É importante relembrar, ainda, que em todos os processos de escolha Gerencial analisados, está prevista a possibilidade de a autoridade política não nomear nenhum dos candidatos indicados ao cargo de direção, havendo casos em que pode nomear um interino enquanto se realiza outro procedimento de busca, e outros em que pode nomear um candidato que não tenha passado pelo processo de escolha, mas que cumpra os requisitos mínimos de mérito estabelecidos.O combate à escolha discricionária, portanto, não é o mesmo que combater a política, dimensão essencial de um Estado democrático.
Por fim, cabe ressaltar a diferença existente entre o modelo de comitê de busca e o de escolhas internas tratados no âmbito das estratégias Gerenciais. Nas experiências que adotam o comitê de busca, embora haja pressão de servidores em alguns casos por maior representatividade nos processos de escolha, não há uma defesa explícita da burocracia e não se identificam políticas mais amplas que associem o processo de escolha a ações orientadas ao fortalecimento dos servidores da organização. Já nos casos de seleção fechada, a motivação do modelo combina o combate à politização indevida com a defesa da valorização e profissionalização de seu corpo de servidores, mas tal defesa supera a visão tradicional baseada na ideia de que a escolha de servidor é suficiente para a ocupação dos cargos de direção, pois adota como requisito prévio a aferição de suas competências gerenciais.

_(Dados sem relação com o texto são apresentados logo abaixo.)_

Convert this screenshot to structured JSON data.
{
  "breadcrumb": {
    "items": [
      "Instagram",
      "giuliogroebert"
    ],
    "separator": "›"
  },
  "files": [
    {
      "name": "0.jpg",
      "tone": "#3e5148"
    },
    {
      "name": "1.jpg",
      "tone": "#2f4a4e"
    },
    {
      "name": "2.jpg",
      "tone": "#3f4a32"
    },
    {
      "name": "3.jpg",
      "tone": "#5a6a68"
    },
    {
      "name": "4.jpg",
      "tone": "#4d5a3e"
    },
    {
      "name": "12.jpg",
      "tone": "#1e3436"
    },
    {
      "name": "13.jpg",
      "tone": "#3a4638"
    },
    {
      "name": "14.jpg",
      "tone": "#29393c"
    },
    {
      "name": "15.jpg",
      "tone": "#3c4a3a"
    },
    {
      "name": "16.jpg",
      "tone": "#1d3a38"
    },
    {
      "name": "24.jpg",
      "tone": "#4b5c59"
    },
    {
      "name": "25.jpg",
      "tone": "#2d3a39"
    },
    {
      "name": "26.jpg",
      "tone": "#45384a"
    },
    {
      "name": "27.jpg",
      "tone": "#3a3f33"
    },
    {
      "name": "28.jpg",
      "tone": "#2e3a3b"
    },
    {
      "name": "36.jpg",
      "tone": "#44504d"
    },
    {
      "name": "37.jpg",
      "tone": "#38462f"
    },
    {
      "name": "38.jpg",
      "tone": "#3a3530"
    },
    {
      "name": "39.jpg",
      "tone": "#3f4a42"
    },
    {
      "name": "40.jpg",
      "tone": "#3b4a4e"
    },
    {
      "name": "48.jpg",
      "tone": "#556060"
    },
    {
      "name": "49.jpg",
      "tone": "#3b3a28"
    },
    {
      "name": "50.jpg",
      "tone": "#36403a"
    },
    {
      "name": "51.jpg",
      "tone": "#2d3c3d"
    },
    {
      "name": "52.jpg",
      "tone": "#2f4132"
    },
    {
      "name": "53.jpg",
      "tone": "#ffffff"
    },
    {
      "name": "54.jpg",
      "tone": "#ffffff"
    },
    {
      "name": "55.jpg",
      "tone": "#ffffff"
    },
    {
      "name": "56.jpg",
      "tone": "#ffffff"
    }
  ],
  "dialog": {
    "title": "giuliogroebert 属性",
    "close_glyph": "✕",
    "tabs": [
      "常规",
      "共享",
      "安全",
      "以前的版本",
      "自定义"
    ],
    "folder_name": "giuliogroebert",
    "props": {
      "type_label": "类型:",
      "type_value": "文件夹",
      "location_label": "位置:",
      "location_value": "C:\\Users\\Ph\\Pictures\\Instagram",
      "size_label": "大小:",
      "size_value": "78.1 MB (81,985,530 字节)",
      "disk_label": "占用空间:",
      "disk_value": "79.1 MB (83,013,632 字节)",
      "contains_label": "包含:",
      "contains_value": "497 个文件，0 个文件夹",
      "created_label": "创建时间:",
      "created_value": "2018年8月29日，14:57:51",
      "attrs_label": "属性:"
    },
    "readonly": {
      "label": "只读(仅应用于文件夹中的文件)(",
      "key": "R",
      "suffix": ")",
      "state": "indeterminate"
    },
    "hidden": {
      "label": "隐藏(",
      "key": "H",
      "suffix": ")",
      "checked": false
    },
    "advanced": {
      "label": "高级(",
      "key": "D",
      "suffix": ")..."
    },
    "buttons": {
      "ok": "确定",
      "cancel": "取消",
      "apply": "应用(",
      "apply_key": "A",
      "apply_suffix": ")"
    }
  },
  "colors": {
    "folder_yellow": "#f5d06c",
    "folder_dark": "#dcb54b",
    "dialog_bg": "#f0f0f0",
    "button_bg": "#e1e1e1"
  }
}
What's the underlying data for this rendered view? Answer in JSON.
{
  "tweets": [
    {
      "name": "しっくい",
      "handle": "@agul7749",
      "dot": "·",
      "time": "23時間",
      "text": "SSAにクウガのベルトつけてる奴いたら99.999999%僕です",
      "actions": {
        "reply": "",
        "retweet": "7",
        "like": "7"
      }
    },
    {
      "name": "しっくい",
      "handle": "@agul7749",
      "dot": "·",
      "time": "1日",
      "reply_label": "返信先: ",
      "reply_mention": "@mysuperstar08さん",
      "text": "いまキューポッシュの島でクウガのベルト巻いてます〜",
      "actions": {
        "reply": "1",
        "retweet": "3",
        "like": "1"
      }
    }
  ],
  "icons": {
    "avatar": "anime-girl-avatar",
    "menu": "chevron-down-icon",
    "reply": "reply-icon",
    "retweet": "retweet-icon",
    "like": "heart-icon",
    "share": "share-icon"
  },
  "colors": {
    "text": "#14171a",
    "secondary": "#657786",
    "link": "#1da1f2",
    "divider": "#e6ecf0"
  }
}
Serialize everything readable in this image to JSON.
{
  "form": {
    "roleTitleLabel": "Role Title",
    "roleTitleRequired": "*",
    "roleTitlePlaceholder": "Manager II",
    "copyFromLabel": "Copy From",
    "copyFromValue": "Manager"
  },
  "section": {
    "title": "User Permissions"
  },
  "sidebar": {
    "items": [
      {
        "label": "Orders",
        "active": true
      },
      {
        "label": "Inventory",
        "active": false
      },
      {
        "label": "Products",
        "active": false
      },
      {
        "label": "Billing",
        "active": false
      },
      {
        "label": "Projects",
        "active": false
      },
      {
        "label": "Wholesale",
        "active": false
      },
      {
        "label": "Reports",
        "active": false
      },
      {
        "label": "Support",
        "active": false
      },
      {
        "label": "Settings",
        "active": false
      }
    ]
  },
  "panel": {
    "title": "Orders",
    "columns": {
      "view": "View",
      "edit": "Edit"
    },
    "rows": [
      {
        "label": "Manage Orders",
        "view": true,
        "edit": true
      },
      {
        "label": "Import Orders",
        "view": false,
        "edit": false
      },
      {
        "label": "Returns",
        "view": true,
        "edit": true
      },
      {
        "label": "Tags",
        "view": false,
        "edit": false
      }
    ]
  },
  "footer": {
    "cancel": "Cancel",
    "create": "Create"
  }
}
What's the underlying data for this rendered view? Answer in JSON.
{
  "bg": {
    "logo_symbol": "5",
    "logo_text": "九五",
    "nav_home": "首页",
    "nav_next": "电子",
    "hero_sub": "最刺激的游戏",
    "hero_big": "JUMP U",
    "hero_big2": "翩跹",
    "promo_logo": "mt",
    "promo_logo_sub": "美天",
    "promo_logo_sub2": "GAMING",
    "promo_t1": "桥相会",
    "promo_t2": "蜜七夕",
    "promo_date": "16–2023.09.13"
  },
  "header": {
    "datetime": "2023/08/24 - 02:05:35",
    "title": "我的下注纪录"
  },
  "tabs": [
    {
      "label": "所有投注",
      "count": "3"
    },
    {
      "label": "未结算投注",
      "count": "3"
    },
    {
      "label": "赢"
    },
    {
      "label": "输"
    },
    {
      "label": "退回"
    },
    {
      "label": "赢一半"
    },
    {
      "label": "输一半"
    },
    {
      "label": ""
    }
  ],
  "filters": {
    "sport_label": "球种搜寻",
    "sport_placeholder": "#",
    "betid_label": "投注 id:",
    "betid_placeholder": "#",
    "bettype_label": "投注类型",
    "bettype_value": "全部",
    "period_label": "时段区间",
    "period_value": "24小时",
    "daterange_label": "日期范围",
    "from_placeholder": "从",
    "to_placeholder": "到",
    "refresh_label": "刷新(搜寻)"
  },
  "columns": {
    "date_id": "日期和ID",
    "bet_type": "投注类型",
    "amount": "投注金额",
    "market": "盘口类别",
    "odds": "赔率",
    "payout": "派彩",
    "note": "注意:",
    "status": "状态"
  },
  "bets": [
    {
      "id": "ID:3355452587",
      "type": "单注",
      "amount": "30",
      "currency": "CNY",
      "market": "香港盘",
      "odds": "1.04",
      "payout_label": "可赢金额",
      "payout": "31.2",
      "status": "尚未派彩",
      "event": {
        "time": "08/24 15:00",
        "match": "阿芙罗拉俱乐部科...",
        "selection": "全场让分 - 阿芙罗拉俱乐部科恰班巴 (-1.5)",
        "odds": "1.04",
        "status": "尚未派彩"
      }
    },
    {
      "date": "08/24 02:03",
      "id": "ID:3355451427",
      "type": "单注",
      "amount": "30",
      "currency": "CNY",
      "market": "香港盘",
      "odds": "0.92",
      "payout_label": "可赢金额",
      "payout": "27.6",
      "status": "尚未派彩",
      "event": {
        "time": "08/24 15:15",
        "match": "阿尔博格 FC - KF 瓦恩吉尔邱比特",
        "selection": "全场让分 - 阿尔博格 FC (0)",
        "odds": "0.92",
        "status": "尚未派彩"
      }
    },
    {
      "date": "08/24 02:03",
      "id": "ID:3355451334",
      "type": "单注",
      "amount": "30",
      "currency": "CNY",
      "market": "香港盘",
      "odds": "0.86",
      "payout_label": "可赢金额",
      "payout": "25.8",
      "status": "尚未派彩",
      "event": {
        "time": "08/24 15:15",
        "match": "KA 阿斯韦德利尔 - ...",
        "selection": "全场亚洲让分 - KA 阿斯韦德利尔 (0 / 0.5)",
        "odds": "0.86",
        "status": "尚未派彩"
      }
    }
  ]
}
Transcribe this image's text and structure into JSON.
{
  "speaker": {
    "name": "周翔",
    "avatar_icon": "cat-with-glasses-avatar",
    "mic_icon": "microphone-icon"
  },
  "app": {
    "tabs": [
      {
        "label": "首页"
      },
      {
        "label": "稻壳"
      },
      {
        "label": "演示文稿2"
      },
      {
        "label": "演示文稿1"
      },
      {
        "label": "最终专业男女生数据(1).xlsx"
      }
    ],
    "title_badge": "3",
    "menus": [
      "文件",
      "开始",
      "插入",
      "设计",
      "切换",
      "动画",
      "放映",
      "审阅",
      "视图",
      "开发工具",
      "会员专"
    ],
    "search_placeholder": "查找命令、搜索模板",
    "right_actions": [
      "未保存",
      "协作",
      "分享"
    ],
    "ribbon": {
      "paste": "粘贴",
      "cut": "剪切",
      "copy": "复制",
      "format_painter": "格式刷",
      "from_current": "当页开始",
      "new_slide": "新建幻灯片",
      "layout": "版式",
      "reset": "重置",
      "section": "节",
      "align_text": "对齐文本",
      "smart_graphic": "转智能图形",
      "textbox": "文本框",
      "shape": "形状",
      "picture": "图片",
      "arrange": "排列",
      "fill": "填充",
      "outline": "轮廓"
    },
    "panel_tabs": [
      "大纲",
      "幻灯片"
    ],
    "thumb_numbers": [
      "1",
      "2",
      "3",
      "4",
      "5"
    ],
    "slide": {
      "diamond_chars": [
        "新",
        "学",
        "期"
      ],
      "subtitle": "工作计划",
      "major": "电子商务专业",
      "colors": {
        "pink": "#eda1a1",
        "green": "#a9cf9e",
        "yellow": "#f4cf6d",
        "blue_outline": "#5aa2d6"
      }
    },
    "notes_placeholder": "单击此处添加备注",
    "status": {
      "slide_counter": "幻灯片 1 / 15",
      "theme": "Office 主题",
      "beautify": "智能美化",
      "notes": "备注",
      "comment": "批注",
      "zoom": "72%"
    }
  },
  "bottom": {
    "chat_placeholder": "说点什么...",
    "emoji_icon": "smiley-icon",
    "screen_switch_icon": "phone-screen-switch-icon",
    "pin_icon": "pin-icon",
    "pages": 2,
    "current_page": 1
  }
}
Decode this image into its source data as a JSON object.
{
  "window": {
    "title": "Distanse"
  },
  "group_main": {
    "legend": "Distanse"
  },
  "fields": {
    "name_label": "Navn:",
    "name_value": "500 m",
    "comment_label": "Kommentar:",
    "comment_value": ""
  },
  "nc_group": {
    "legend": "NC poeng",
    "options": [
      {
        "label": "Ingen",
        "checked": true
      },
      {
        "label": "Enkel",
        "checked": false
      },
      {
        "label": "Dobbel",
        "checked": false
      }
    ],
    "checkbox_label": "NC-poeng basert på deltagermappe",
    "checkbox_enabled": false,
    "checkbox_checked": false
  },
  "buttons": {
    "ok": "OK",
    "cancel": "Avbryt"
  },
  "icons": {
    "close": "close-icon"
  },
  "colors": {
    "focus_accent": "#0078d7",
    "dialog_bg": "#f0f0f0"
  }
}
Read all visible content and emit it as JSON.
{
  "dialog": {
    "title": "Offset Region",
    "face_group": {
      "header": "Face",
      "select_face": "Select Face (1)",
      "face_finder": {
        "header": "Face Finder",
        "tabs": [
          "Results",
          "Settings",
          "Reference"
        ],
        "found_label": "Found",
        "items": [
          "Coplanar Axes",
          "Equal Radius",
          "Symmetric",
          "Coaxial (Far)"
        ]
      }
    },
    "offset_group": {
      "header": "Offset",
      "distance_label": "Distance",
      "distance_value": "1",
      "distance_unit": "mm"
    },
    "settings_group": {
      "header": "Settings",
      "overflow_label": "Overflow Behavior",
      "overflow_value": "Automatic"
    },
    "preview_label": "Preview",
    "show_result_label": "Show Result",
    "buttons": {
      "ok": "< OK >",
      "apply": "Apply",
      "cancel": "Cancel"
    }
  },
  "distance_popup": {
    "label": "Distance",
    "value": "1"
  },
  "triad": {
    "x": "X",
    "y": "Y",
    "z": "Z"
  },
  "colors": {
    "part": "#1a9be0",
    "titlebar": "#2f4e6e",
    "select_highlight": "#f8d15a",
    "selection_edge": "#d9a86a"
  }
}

Comparado com a experiência internacional, no entanto, o Brasil ainda tem muito para avançar, no sentido da adoção de uma política integral orientada ao segmento da direção pública federal, capaz de melhor delimitar estes espaços e de conferir regras específicas para a gestão deste segmento, sem confundi-lo com as iniciativas de fortalecimento e valorização da burocracia pública, mas sendo capaz de combinar ambas as estratégias de forma mais estratégica, sem incorrer no risco do corporativismo e sem deixar de atrair profissionais externos ao setor público.
Conclusões preliminares
Concluindo esta seção, ressaltamos os seguintes aspectos:
- A emergência dos modelos de comitê de busca e seleção interna analisados é explicada pela defesa da restrição à escolha política ou a possibilidade de reduzir influências político- partidárias nos processos de escolha para ocupantes de cargos de direção;
- Para os modelos de seleção interna, este argumento é também acompanhado da defesa e valorização dos servidores do quadro da organização – em oposição ao modelo de defesa de servidores em sentido amplo;
- Nos dois casos, a política não é combatida: o objetivo é aperfeiçoar as escolhas com base na aferição das competências de gestão; além disso, se espera que o dirigente escolhido atue alinhado às orientações políticas emanadas pelo ministério;
- Estes modelos trazem como aspectos positivos maior legitimidade para os dirigentes, mandatos com prazos estabelecidos que conferem uma perspectiva de continuidade às políticas públicas e o combate ao risco dos interesses corporativos do modelo anterior, de eleições internas, para citar alguns;
- O Brasil, no entanto, ainda enfrenta desafios importantes para a consolidação destas práticas, especialmente o de combinar a valorização das carreiras com as escolhas Gerenciais, sem incorrer no risco do corporativismo e sem deixar de atrair profissionais externos ao setor público.